Yes. I will add this info to the documentation. Thank you!

vikram-s-narayan commented 2 years ago

@st--

I'm planning on adding the following example to the documentation.

#this is a starter example for how to
#find optimal initial hyperparameters

using Surrogates
using AbstractGPs
using Hyperopt

sp(x) = sum(x.^2)
n_samples = 50
lower_bound = [-5.12, -5.12]
upper_bound = [5.12, 5.12]

xys = sample(n_samples, lower_bound, upper_bound, SobolSample())
zs = sp.(xys)
true_val = sp((0.0,0.0)) #only one validation point is taken in this example; more points can give better results

function surrogate_err_min(kernelType, Σcandidate)
    candidate_gp_surrogate = AbstractGPSurrogate(xys, zs, gp=kernelType, Σy=Σcandidate)
    return candidate_gp_surrogate((0.0,0.0)) - true_val
end

ho = @hyperopt for i=100,
    sampler = RandomSampler(),
    a = [GP(SqExponentialKernel()), GP(Matern32Kernel()), GP(Matern52Kernel())],  
    b = LinRange(0,1,100)
@show surrogate_err_min(a,b)
end

Hope this is in line with your suggestion?

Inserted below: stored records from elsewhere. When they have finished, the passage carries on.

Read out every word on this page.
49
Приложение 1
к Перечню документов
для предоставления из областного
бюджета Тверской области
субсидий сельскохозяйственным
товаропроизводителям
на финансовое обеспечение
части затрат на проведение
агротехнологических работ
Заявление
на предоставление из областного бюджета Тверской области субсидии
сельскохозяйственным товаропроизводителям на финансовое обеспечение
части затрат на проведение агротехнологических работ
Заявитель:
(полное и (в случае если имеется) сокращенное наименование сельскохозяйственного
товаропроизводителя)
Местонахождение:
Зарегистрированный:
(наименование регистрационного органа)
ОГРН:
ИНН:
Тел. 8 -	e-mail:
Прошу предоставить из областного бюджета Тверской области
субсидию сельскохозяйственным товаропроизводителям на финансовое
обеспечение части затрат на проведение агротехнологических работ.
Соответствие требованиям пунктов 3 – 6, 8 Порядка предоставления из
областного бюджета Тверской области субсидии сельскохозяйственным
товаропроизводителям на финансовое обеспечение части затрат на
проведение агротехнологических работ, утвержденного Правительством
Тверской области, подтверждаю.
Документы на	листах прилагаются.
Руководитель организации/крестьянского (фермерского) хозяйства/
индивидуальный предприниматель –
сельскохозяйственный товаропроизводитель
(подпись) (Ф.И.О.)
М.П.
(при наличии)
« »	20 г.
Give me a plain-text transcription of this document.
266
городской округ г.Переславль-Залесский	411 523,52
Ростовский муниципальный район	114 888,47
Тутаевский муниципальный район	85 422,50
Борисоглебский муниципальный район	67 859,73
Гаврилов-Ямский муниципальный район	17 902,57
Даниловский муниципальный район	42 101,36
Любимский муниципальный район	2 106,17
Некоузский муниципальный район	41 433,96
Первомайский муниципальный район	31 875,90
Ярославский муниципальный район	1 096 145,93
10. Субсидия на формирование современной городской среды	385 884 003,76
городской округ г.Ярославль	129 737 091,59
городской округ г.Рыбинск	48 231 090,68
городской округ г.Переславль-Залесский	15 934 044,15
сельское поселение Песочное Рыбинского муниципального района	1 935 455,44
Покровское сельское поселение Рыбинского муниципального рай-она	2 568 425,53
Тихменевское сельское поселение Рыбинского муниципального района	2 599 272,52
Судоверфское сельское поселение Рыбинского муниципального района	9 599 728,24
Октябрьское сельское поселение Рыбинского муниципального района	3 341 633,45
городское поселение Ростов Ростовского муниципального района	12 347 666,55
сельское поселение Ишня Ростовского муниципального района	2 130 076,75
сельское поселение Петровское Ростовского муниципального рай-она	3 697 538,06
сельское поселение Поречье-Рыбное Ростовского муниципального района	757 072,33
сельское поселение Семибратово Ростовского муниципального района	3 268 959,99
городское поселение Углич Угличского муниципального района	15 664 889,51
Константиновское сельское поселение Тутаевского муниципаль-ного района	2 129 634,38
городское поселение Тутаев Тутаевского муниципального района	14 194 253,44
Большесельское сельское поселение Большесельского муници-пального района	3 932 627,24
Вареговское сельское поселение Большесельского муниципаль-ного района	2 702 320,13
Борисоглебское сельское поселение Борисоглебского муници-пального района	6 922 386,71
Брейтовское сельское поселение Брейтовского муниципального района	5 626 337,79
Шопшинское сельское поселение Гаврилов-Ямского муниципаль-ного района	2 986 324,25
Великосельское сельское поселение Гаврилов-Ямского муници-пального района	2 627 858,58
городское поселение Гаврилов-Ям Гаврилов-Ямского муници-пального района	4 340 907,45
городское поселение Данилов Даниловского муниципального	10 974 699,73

st-- commented 2 years ago

Hi @vikram-s-narayan, just throwing Hyperopt.jl at it is definitely better than not optimising at all, but if I understand your example correctly, it makes a bunch of limiting assumptions:

For GPs as a surrogate model, it'd be great to actually treat them properly, e.g. you can optimise all hyperparameters using the marginal likelihood as an objective (that doesn't require any validation points - just on the training points themselves!), see e.g. https://juliagaussianprocesses.github.io/AbstractGPs.jl/stable/examples/1-mauna-loa/#Hyperparameter-Optimization

(For more background reading, see these great tutorials: https://distill.pub/2019/visual-exploration-gaussian-processes/ and http://tinyurl.com/guide2gp)

st-- commented 2 years ago

It'd be good to make clear to readers/users what the limitations/assumptions of the examples are, so when they try it out they know that bad performance might be due to these limitations of your implementation, rather than due to any issues with the underlying method. (Then there's an incentive to improve the implementation, instead of just walking away from it thinking it's useless!)